White Memorial Medical Center in Los Angeles has agreed to pay $14.1 million to settle allegations that it paid illegal kickbacks to physicians to get their patient referrals.
The settlement announced Friday by the U.S. Justice Department stemmed from a whistle-blower complaint filed under seal in 2008 by two Los Angeles doctors who objected to the hospital's practices.
The two internal-medicine physicians, Hector Luque and Alejandro Gonzalez, will share $2.8 million as their portion of the settlement.
Federal officials alleged that White Memorial violated anti-kickback laws by overpaying certain physicians and giving them other improper inducements in return for patient referrals to the hospital.
For instance, prosecutors said, White Memorial paid referring physicians above fair market value to provide teaching services at its family practice residency program.
Regulators pay close attention to the financial relationships between hospitals and doctors out of concern that patients will receive unnecessary tests and treatments, often at the expense of taxpayer-supported health programs.
"Kickbacks and other unlawful financial arrangements cost taxpayer dollars and undermine the integrity of medical judgments," said Stuart Delery, acting assistant attorney general for the Justice Department's civil division.

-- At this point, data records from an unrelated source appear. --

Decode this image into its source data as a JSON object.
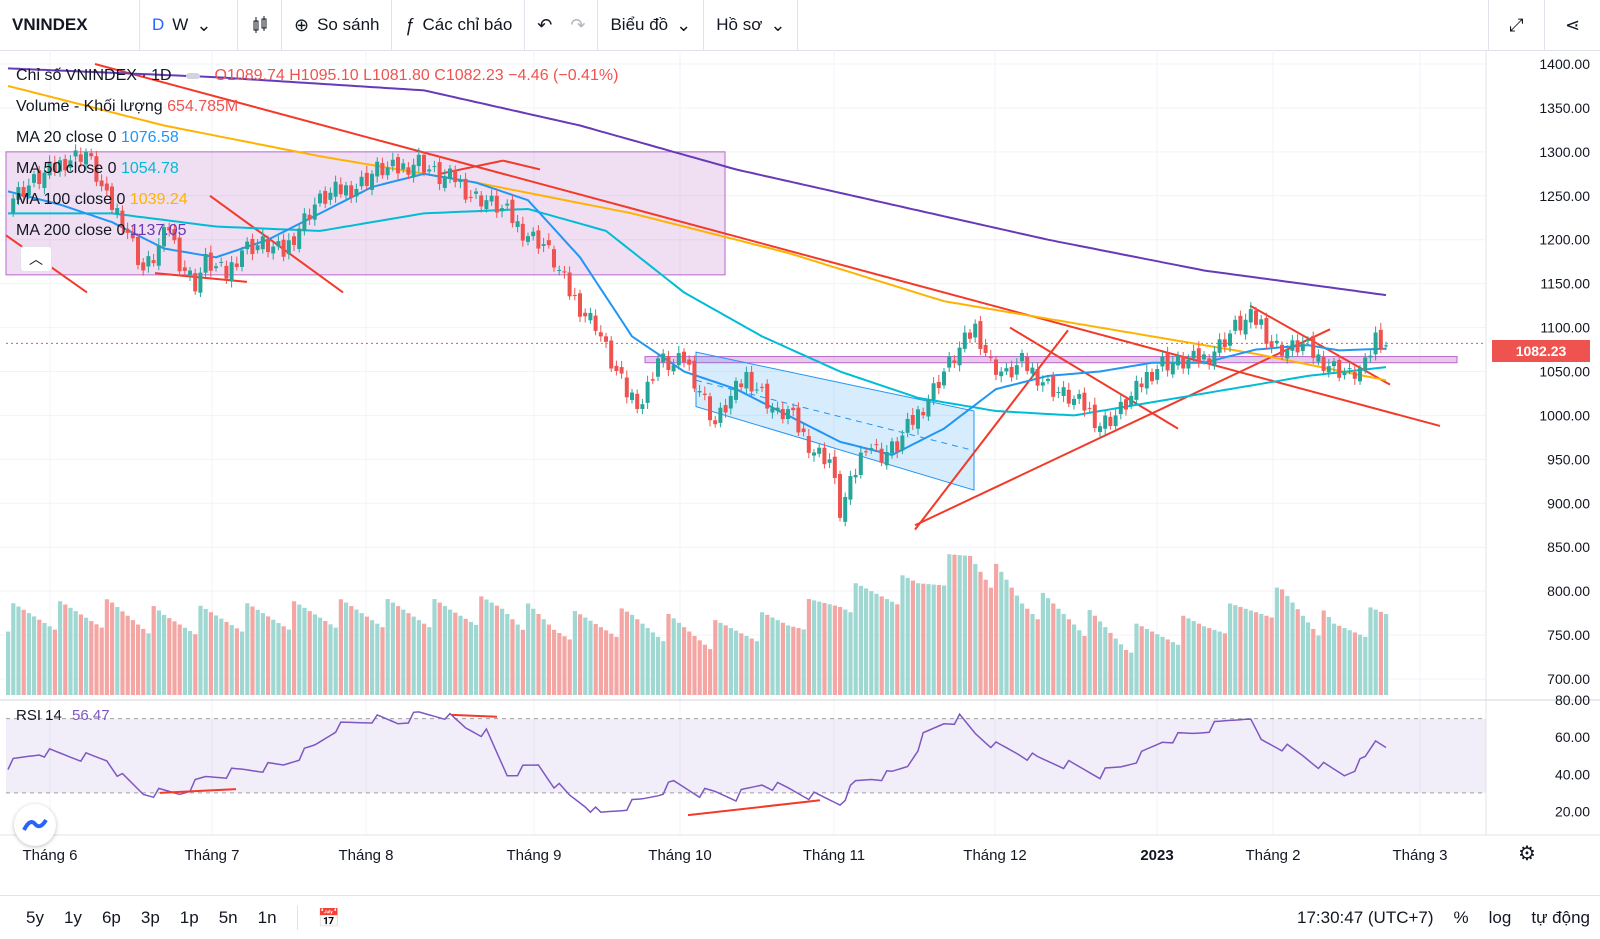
{
  "toolbar": {
    "symbol": "VNINDEX",
    "interval_d": "D",
    "interval_w": "W",
    "compare_label": "So sánh",
    "indicators_label": "Các chỉ báo",
    "chart_type_label": "Biểu đồ",
    "profile_label": "Hồ sơ"
  },
  "legend": {
    "title": "Chỉ số VNINDEX · 1D",
    "ohlc_o": "O1089.74",
    "ohlc_h": "H1095.10",
    "ohlc_l": "L1081.80",
    "ohlc_c": "C1082.23",
    "ohlc_change": "−4.46 (−0.41%)",
    "volume_label": "Volume - Khối lượng",
    "volume_value": "654.785M",
    "ma20_label": "MA 20 close 0",
    "ma20_value": "1076.58",
    "ma50_label": "MA 50 close 0",
    "ma50_value": "1054.78",
    "ma100_label": "MA 100 close 0",
    "ma100_value": "1039.24",
    "ma200_label": "MA 200 close 0",
    "ma200_value": "1137.05",
    "rsi_label": "RSI 14",
    "rsi_value": "56.47"
  },
  "last_price_tag": "1082.23",
  "colors": {
    "up": "#26a69a",
    "down": "#ef5350",
    "ma20": "#2196f3",
    "ma50": "#00bcd4",
    "ma100": "#ffb300",
    "ma200": "#673ab7",
    "trend": "#f23a2a",
    "rsi": "#7e57c2"
  },
  "bottombar": {
    "ranges": [
      "5y",
      "1y",
      "6p",
      "3p",
      "1p",
      "5n",
      "1n"
    ],
    "time": "17:30:47 (UTC+7)",
    "percent": "%",
    "log": "log",
    "auto": "tự động"
  },
  "chart_data": {
    "type": "candlestick",
    "y_ticks": [
      "1400.00",
      "1350.00",
      "1300.00",
      "1250.00",
      "1200.00",
      "1150.00",
      "1100.00",
      "1050.00",
      "1000.00",
      "950.00",
      "900.00",
      "850.00",
      "800.00",
      "750.00",
      "700.00"
    ],
    "ylim": [
      675,
      1420
    ],
    "rsi_ticks": [
      "80.00",
      "60.00",
      "40.00",
      "20.00"
    ],
    "rsi_lim": [
      10,
      80
    ],
    "x_labels": [
      "Tháng 6",
      "Tháng 7",
      "Tháng 8",
      "Tháng 9",
      "Tháng 10",
      "Tháng 11",
      "Tháng 12",
      "2023",
      "Tháng 2",
      "Tháng 3"
    ],
    "close_path": [
      [
        0,
        1245
      ],
      [
        6,
        1270
      ],
      [
        11,
        1290
      ],
      [
        15,
        1300
      ],
      [
        19,
        1245
      ],
      [
        22,
        1225
      ],
      [
        26,
        1165
      ],
      [
        28,
        1180
      ],
      [
        31,
        1215
      ],
      [
        33,
        1175
      ],
      [
        36,
        1150
      ],
      [
        38,
        1175
      ],
      [
        42,
        1160
      ],
      [
        45,
        1190
      ],
      [
        49,
        1195
      ],
      [
        53,
        1185
      ],
      [
        56,
        1215
      ],
      [
        59,
        1240
      ],
      [
        63,
        1255
      ],
      [
        67,
        1260
      ],
      [
        71,
        1280
      ],
      [
        75,
        1280
      ],
      [
        79,
        1290
      ],
      [
        83,
        1270
      ],
      [
        86,
        1270
      ],
      [
        89,
        1250
      ],
      [
        92,
        1245
      ],
      [
        96,
        1230
      ],
      [
        99,
        1210
      ],
      [
        103,
        1195
      ],
      [
        105,
        1175
      ],
      [
        108,
        1140
      ],
      [
        111,
        1115
      ],
      [
        113,
        1105
      ],
      [
        116,
        1060
      ],
      [
        119,
        1025
      ],
      [
        122,
        1015
      ],
      [
        125,
        1065
      ],
      [
        128,
        1055
      ],
      [
        130,
        1065
      ],
      [
        133,
        1030
      ],
      [
        136,
        990
      ],
      [
        139,
        1020
      ],
      [
        142,
        1045
      ],
      [
        145,
        1025
      ],
      [
        148,
        1000
      ],
      [
        150,
        1005
      ],
      [
        152,
        985
      ],
      [
        155,
        960
      ],
      [
        158,
        950
      ],
      [
        160,
        890
      ],
      [
        162,
        920
      ],
      [
        165,
        970
      ],
      [
        168,
        955
      ],
      [
        171,
        965
      ],
      [
        173,
        985
      ],
      [
        177,
        1020
      ],
      [
        180,
        1050
      ],
      [
        183,
        1075
      ],
      [
        186,
        1100
      ],
      [
        189,
        1060
      ],
      [
        192,
        1045
      ],
      [
        195,
        1060
      ],
      [
        198,
        1045
      ],
      [
        201,
        1030
      ],
      [
        204,
        1020
      ],
      [
        207,
        1010
      ],
      [
        210,
        990
      ],
      [
        213,
        1000
      ],
      [
        216,
        1020
      ],
      [
        219,
        1045
      ],
      [
        222,
        1060
      ],
      [
        226,
        1060
      ],
      [
        230,
        1065
      ],
      [
        233,
        1080
      ],
      [
        236,
        1100
      ],
      [
        239,
        1110
      ],
      [
        241,
        1105
      ],
      [
        243,
        1080
      ],
      [
        246,
        1075
      ],
      [
        249,
        1080
      ],
      [
        252,
        1065
      ],
      [
        255,
        1055
      ],
      [
        258,
        1045
      ],
      [
        261,
        1055
      ],
      [
        263,
        1090
      ],
      [
        265,
        1082
      ]
    ],
    "ma20_path": [
      [
        0,
        1255
      ],
      [
        10,
        1240
      ],
      [
        20,
        1220
      ],
      [
        30,
        1190
      ],
      [
        40,
        1180
      ],
      [
        50,
        1200
      ],
      [
        60,
        1230
      ],
      [
        70,
        1260
      ],
      [
        80,
        1275
      ],
      [
        90,
        1265
      ],
      [
        100,
        1245
      ],
      [
        110,
        1180
      ],
      [
        120,
        1090
      ],
      [
        130,
        1050
      ],
      [
        140,
        1030
      ],
      [
        150,
        1000
      ],
      [
        160,
        970
      ],
      [
        170,
        955
      ],
      [
        180,
        985
      ],
      [
        190,
        1030
      ],
      [
        200,
        1045
      ],
      [
        210,
        1050
      ],
      [
        220,
        1060
      ],
      [
        230,
        1060
      ],
      [
        240,
        1075
      ],
      [
        250,
        1080
      ],
      [
        256,
        1074
      ],
      [
        265,
        1076
      ]
    ],
    "ma50_path": [
      [
        0,
        1230
      ],
      [
        20,
        1230
      ],
      [
        40,
        1215
      ],
      [
        60,
        1210
      ],
      [
        80,
        1230
      ],
      [
        100,
        1235
      ],
      [
        115,
        1210
      ],
      [
        130,
        1140
      ],
      [
        145,
        1090
      ],
      [
        160,
        1050
      ],
      [
        175,
        1020
      ],
      [
        190,
        1005
      ],
      [
        205,
        1000
      ],
      [
        220,
        1015
      ],
      [
        235,
        1030
      ],
      [
        250,
        1045
      ],
      [
        265,
        1055
      ]
    ],
    "ma100_path": [
      [
        0,
        1375
      ],
      [
        30,
        1330
      ],
      [
        60,
        1295
      ],
      [
        90,
        1265
      ],
      [
        120,
        1230
      ],
      [
        150,
        1185
      ],
      [
        180,
        1130
      ],
      [
        210,
        1100
      ],
      [
        240,
        1070
      ],
      [
        265,
        1040
      ]
    ],
    "ma200_path": [
      [
        0,
        1395
      ],
      [
        40,
        1385
      ],
      [
        80,
        1370
      ],
      [
        110,
        1330
      ],
      [
        140,
        1280
      ],
      [
        170,
        1240
      ],
      [
        200,
        1200
      ],
      [
        230,
        1165
      ],
      [
        265,
        1137
      ]
    ],
    "volume_path": [
      [
        0,
        770
      ],
      [
        20,
        775
      ],
      [
        30,
        765
      ],
      [
        45,
        770
      ],
      [
        65,
        775
      ],
      [
        85,
        775
      ],
      [
        95,
        780
      ],
      [
        105,
        760
      ],
      [
        120,
        765
      ],
      [
        135,
        750
      ],
      [
        150,
        765
      ],
      [
        160,
        790
      ],
      [
        175,
        805
      ],
      [
        185,
        840
      ],
      [
        195,
        790
      ],
      [
        205,
        770
      ],
      [
        215,
        745
      ],
      [
        230,
        760
      ],
      [
        245,
        790
      ],
      [
        255,
        755
      ],
      [
        265,
        770
      ]
    ],
    "rsi_path": [
      [
        0,
        45
      ],
      [
        6,
        52
      ],
      [
        12,
        50
      ],
      [
        19,
        48
      ],
      [
        22,
        38
      ],
      [
        26,
        30
      ],
      [
        33,
        30
      ],
      [
        38,
        38
      ],
      [
        45,
        42
      ],
      [
        53,
        45
      ],
      [
        59,
        55
      ],
      [
        63,
        65
      ],
      [
        70,
        70
      ],
      [
        75,
        68
      ],
      [
        79,
        72
      ],
      [
        84,
        72
      ],
      [
        88,
        65
      ],
      [
        92,
        62
      ],
      [
        96,
        40
      ],
      [
        102,
        45
      ],
      [
        105,
        35
      ],
      [
        108,
        28
      ],
      [
        111,
        24
      ],
      [
        114,
        18
      ],
      [
        118,
        22
      ],
      [
        122,
        26
      ],
      [
        125,
        30
      ],
      [
        128,
        35
      ],
      [
        133,
        30
      ],
      [
        136,
        30
      ],
      [
        140,
        28
      ],
      [
        145,
        35
      ],
      [
        150,
        32
      ],
      [
        155,
        28
      ],
      [
        160,
        25
      ],
      [
        163,
        35
      ],
      [
        166,
        38
      ],
      [
        170,
        40
      ],
      [
        173,
        45
      ],
      [
        176,
        60
      ],
      [
        180,
        68
      ],
      [
        183,
        70
      ],
      [
        186,
        62
      ],
      [
        190,
        55
      ],
      [
        194,
        52
      ],
      [
        198,
        48
      ],
      [
        204,
        45
      ],
      [
        210,
        40
      ],
      [
        214,
        44
      ],
      [
        218,
        50
      ],
      [
        222,
        58
      ],
      [
        228,
        62
      ],
      [
        234,
        68
      ],
      [
        238,
        72
      ],
      [
        241,
        58
      ],
      [
        245,
        55
      ],
      [
        249,
        50
      ],
      [
        253,
        44
      ],
      [
        257,
        40
      ],
      [
        261,
        48
      ],
      [
        263,
        58
      ],
      [
        265,
        56
      ]
    ]
  }
}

White Memorial said it cooperated fully with the government investigation and that the settlement related to financial relationships that were entered into more than a decade ago.
"We settled this matter to avoid a lengthy litigation process which would have taken our focus away from serving our community," said hospital spokeswoman Alicia Gonzalez.
White Memorial is part of Adventist Health in Roseville, Calif., which runs 19 hospitals and more than 150 clinics in California, Oregon, Hawaii and Washington. The 353-bed nonprofit hospital near downtown Los Angeles was founded by the Seventh-day Adventist Church in 1913.
The doctors who sued also alleged that the hospital forgave loans to physicians and paid for travel and other costs doctors incurred to recruit other physicians to their medical practices.
The allegations centered primarily on White Memorial and its relationship with two Southern California physician groups, Family Care Specialists and White Memorial Medical Group, according to the doctors' lawyers.
"If you are giving sweetheart deals to doctors so they send patients to the hospital, the patient may not be getting ideal care," said Eric Havian, a San Francisco attorney who represented the whistle-blowers.
"The decision is based on money rather than the best care. These two doctors wouldn't play ball," he said.
Under the settlement, the federal government will receive $11.5 million and the California Department of Health Care Services will get the remaining $2.6 million. Luque and Gonzalez will receive a share of those settlement amounts.
Under federal law, individuals, usually employees or other insiders in a company or a government agency, can file a lawsuit alleging fraud, corruption or other wrongdoing by supervisors or the institution without fear of retaliation. The government then can decide to join the suit, putting its force behind the action.
Federal officials have been trying to crack down on fraud and abuse in Medicare and other public healthcare programs to recover some of the billions of dollars lost annually.
In recent years, prosecutors have used whistle-blower complaints to win major settlements from drug makers, health plans and medical providers.